Supreme Court declines to revisit school prayer loudspeaker ban
In a move that leaves many religious liberty advocates frustrated, the U.S. Supreme Court on Monday declined to take up an appeal involving pregame prayer at public school football games.
The case stemmed from a 2015 incident in which Cambridge Christian School was barred from delivering a pregame prayer over the stadium loudspeaker before a state championship game in Florida, and its effort to overturn longstanding legal precedent came to an end when the Court said no thanks to hearing the case, as CBS News reports.
Back in December 2015, Cambridge Christian faced off against University Christian at the Citrus Bowl in Orlando, a public venue overseen by the Florida High School Athletic Association (FHSAA).
Prayer Request Denied Over Constitutional Concerns
Before the game kicked off, Cambridge Christian requested permission to offer a prayer over the stadium’s public address system.
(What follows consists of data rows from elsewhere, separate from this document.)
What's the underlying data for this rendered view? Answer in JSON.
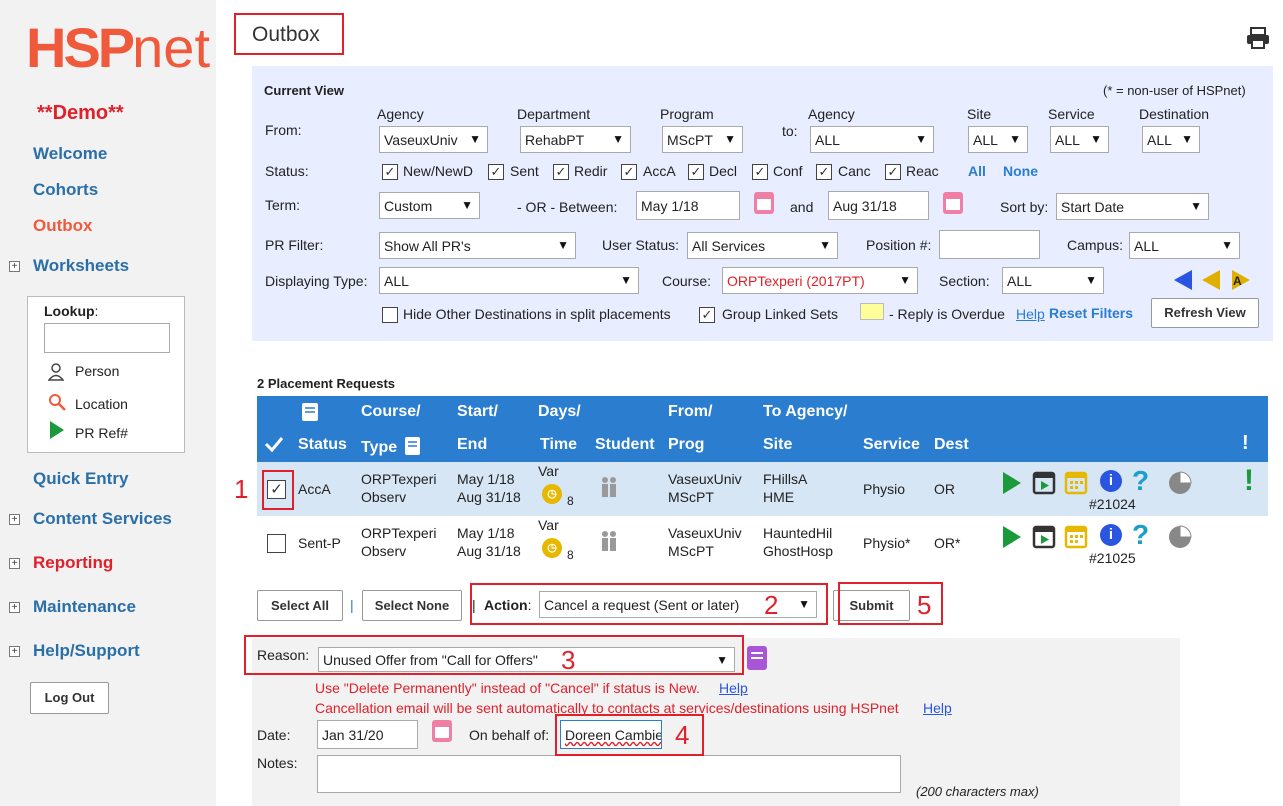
{
  "app": {
    "logo_main": "HSP",
    "logo_suffix": "net",
    "demo_label": "**Demo**"
  },
  "sidebar": {
    "items": [
      {
        "label": "Welcome"
      },
      {
        "label": "Cohorts"
      },
      {
        "label": "Outbox"
      },
      {
        "label": "Worksheets"
      },
      {
        "label": "Quick Entry"
      },
      {
        "label": "Content Services"
      },
      {
        "label": "Reporting"
      },
      {
        "label": "Maintenance"
      },
      {
        "label": "Help/Support"
      }
    ],
    "lookup": {
      "title": "Lookup",
      "colon": ":",
      "person": "Person",
      "location": "Location",
      "prref": "PR Ref#"
    },
    "logout": "Log Out"
  },
  "page": {
    "title": "Outbox"
  },
  "filters": {
    "current_view": "Current View",
    "non_user_note": "(* = non-user of HSPnet)",
    "from_label": "From:",
    "to_label": "to:",
    "agency_label": "Agency",
    "department_label": "Department",
    "program_label": "Program",
    "agency2_label": "Agency",
    "site_label": "Site",
    "service_label": "Service",
    "destination_label": "Destination",
    "from_agency": "VaseuxUniv",
    "department": "RehabPT",
    "program": "MScPT",
    "to_agency": "ALL",
    "site": "ALL",
    "service": "ALL",
    "destination": "ALL",
    "status_label": "Status:",
    "statuses": [
      "New/NewD",
      "Sent",
      "Redir",
      "AccA",
      "Decl",
      "Conf",
      "Canc",
      "Reac"
    ],
    "all_link": "All",
    "none_link": "None",
    "term_label": "Term:",
    "term": "Custom",
    "or_between": "- OR -  Between:",
    "start_date": "May 1/18",
    "and_label": "and",
    "end_date": "Aug 31/18",
    "sort_label": "Sort by:",
    "sort": "Start Date",
    "pr_filter_label": "PR Filter:",
    "pr_filter": "Show All PR's",
    "user_status_label": "User Status:",
    "user_status": "All Services",
    "position_label": "Position #:",
    "position_value": "",
    "campus_label": "Campus:",
    "campus": "ALL",
    "displaying_label": "Displaying Type:",
    "displaying": "ALL",
    "course_label": "Course:",
    "course": "ORPTexperi (2017PT)",
    "section_label": "Section:",
    "section": "ALL",
    "hide_other": "Hide Other Destinations in split placements",
    "group_linked": "Group Linked Sets",
    "overdue": "- Reply is Overdue",
    "help": "Help",
    "reset": "Reset Filters",
    "refresh": "Refresh View"
  },
  "table": {
    "count_label": "2 Placement Requests",
    "headers": {
      "status": "Status",
      "course1": "Course/",
      "course2": "Type",
      "start1": "Start/",
      "start2": "End",
      "days1": "Days/",
      "days2": "Time",
      "student": "Student",
      "from1": "From/",
      "from2": "Prog",
      "to1": "To Agency/",
      "to2": "Site",
      "service": "Service",
      "dest": "Dest",
      "alert": "!"
    },
    "rows": [
      {
        "status": "AccA",
        "course": "ORPTexperi",
        "type": "Observ",
        "start": "May 1/18",
        "end": "Aug 31/18",
        "days": "Var",
        "time": "8",
        "from": "VaseuxUniv",
        "prog": "MScPT",
        "to": "FHillsA",
        "site": "HME",
        "service": "Physio",
        "dest": "OR",
        "ref": "#21024",
        "alert": "!"
      },
      {
        "status": "Sent-P",
        "course": "ORPTexperi",
        "type": "Observ",
        "start": "May 1/18",
        "end": "Aug 31/18",
        "days": "Var",
        "time": "8",
        "from": "VaseuxUniv",
        "prog": "MScPT",
        "to": "HauntedHil",
        "site": "GhostHosp",
        "service": "Physio*",
        "dest": "OR*",
        "ref": "#21025",
        "alert": ""
      }
    ]
  },
  "actions": {
    "select_all": "Select All",
    "sep": "|",
    "select_none": "Select None",
    "sep2": "|",
    "action_label": "Action",
    "action_colon": ":",
    "action_value": "Cancel a request (Sent or later)",
    "submit": "Submit"
  },
  "cancel_form": {
    "reason_label": "Reason:",
    "reason": "Unused Offer from \"Call for Offers\"",
    "warn1": "Use \"Delete Permanently\" instead of \"Cancel\" if status is New.",
    "warn2": "Cancellation email will be sent automatically to contacts at services/destinations using HSPnet",
    "help": "Help",
    "date_label": "Date:",
    "date": "Jan 31/20",
    "behalf_label": "On behalf of:",
    "behalf": "Doreen Cambie",
    "notes_label": "Notes:",
    "max_note": "(200 characters max)"
  },
  "annotations": [
    "1",
    "2",
    "3",
    "4",
    "5"
  ],
  "colors": {
    "accent": "#2a7dcf",
    "brand": "#f05a3c",
    "annotation": "#e0202a",
    "filter_bg": "#e8edff",
    "row_selected": "#d6e6f5"
  }
}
Their request was denied.
The head of school made a direct appeal to FHSAA executive director Dr. Roger Dearing, hoping to allow “two Christian schools to honor their Lord before the game and pray.”
Dearing pulled out the Establishment Clause playbook, citing concerns that using the loudspeaker—a government-controlled platform—could be perceived as state endorsement of religion. “The Citrus Bowl is a public facility and the FHSAA is a state actor,” Dearing stated, pointing to the Supreme Court’s precedent in Santa Fe Independent School District v. Doe.
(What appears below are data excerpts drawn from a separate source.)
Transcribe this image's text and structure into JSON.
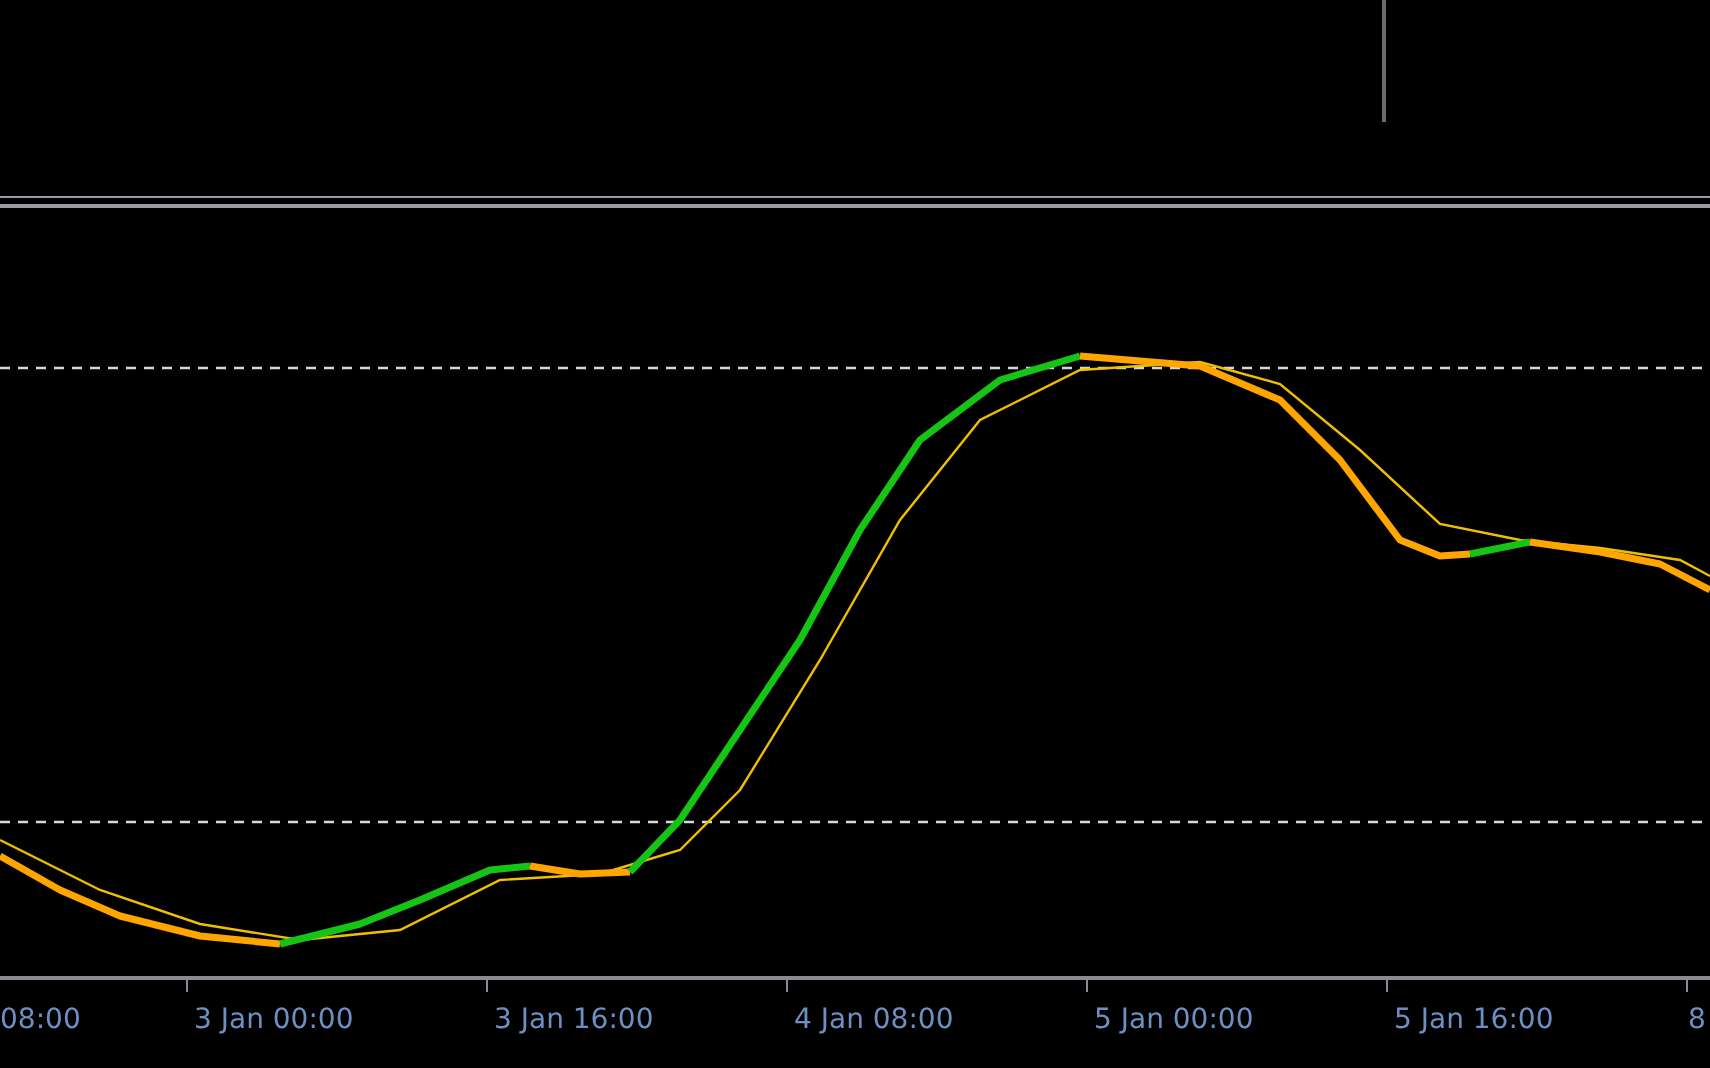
{
  "time_axis": {
    "labels": [
      "08:00",
      "3 Jan 00:00",
      "3 Jan 16:00",
      "4 Jan 08:00",
      "5 Jan 00:00",
      "5 Jan 16:00",
      "8"
    ]
  }
}
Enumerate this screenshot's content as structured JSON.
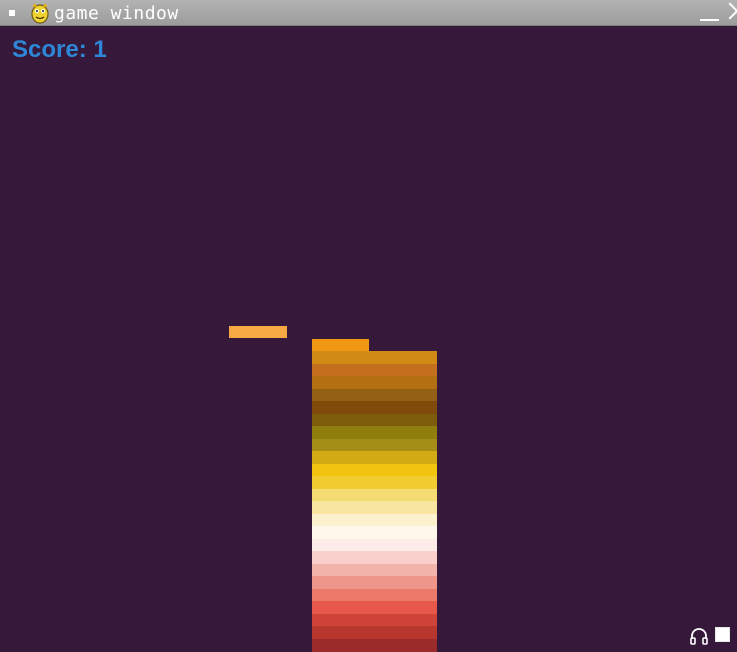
{
  "window": {
    "title": "game window",
    "icon": "pygame-snake-icon"
  },
  "hud": {
    "score_label": "Score: 1",
    "score_color": "#2d87d6"
  },
  "game": {
    "background": "#36183b",
    "moving_block_color": "#f7a944",
    "top_block_color": "#f29713",
    "stack_colors": [
      "#d28a17",
      "#c36f1d",
      "#b46f13",
      "#946015",
      "#7f4a0a",
      "#7d5d0a",
      "#8f7d0e",
      "#a58e17",
      "#d2ab14",
      "#f1c50f",
      "#f1cb30",
      "#f4dc72",
      "#f8e5a0",
      "#fbf1cc",
      "#fdf8ea",
      "#fcebe9",
      "#f9d0cb",
      "#f2b4aa",
      "#ef968a",
      "#eb7a6a",
      "#e7584a",
      "#ce4439",
      "#b7372f",
      "#9a2b2a"
    ]
  },
  "corner_icons": [
    "headphones-icon",
    "fullscreen-icon"
  ]
}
Players Still Prayed — Just Silently
Despite being denied the mic, both teams managed to pray together privately on the field before the game. So apparently it’s okay to pray in public—just not where people can hear it.
Cambridge Christian didn’t take the snub lying down. In 2016, they sued the FHSAA, arguing that their First Amendment rights were being trampled: both their freedom of speech and their free exercise of religion.
But by 2022, a federal district court ruled against the school. According to the court, anything said through the loudspeaker at a state event constituted government speech, not private expression.
Courts Rule Government Microphones, Government Message
Not surprisingly, the Eleventh Circuit Court of Appeals stood by the lower court’s decision. The bench ruled that the FHSAA was regulating its own governmental expression and wasn’t violating anyone’s constitutional rights.
The appellate court also smacked down the religious liberty argument, rejecting claims that the school’s free exercise was burdened in any meaningful way.
That didn’t stop Cambridge Christian from appealing up the legal food chain. The school petitioned the U.S. Supreme Court to not only reverse lower court decisions but also rethink the 25-year-old Santa Fe ruling that’s been the firewall against religious speech at public school events.
Supreme Court Silence Keeps Status Quo
This week, the Court refused to take the case—no commentary, no dissents, just a quiet door slam for those hoping for a shift in judicial winds.
Cambridge Christian’s legal team warned that letting the lower ruling stand meant “state actors will be able to claim that virtually all private speech and religious exercise in a government setting lacks First Amendment protection.” That’s not just a closed door—it’s a bolted one with a sign that reads “Private ideas not welcome.”
Ironically, after all the courtroom wrangling, the Florida legislature ended up passing a law that now allows schools to request brief remarks over the loudspeaker at such events. But that change came too late to affect past rulings—or the precedent that still holds sway from the Supreme Court’s own past.
No Mic for God, But Lawyers Still Get Air Time
For many Americans, especially those who still believe faith has a place in the public square, the ruling—and the Court’s silence—feels like a steady march toward cultural sanitization disguised as neutrality.
Pregame prayers aren’t about proselytizing. They’re about honoring beliefs, showing gratitude, and—as Cambridge Christian aimed for—uniting two teams under shared values, if only for a moment.
In the end, nobody was forced to pray. The only thing rendered compulsory was silence—from the Christian kids, and now from the nation’s highest court.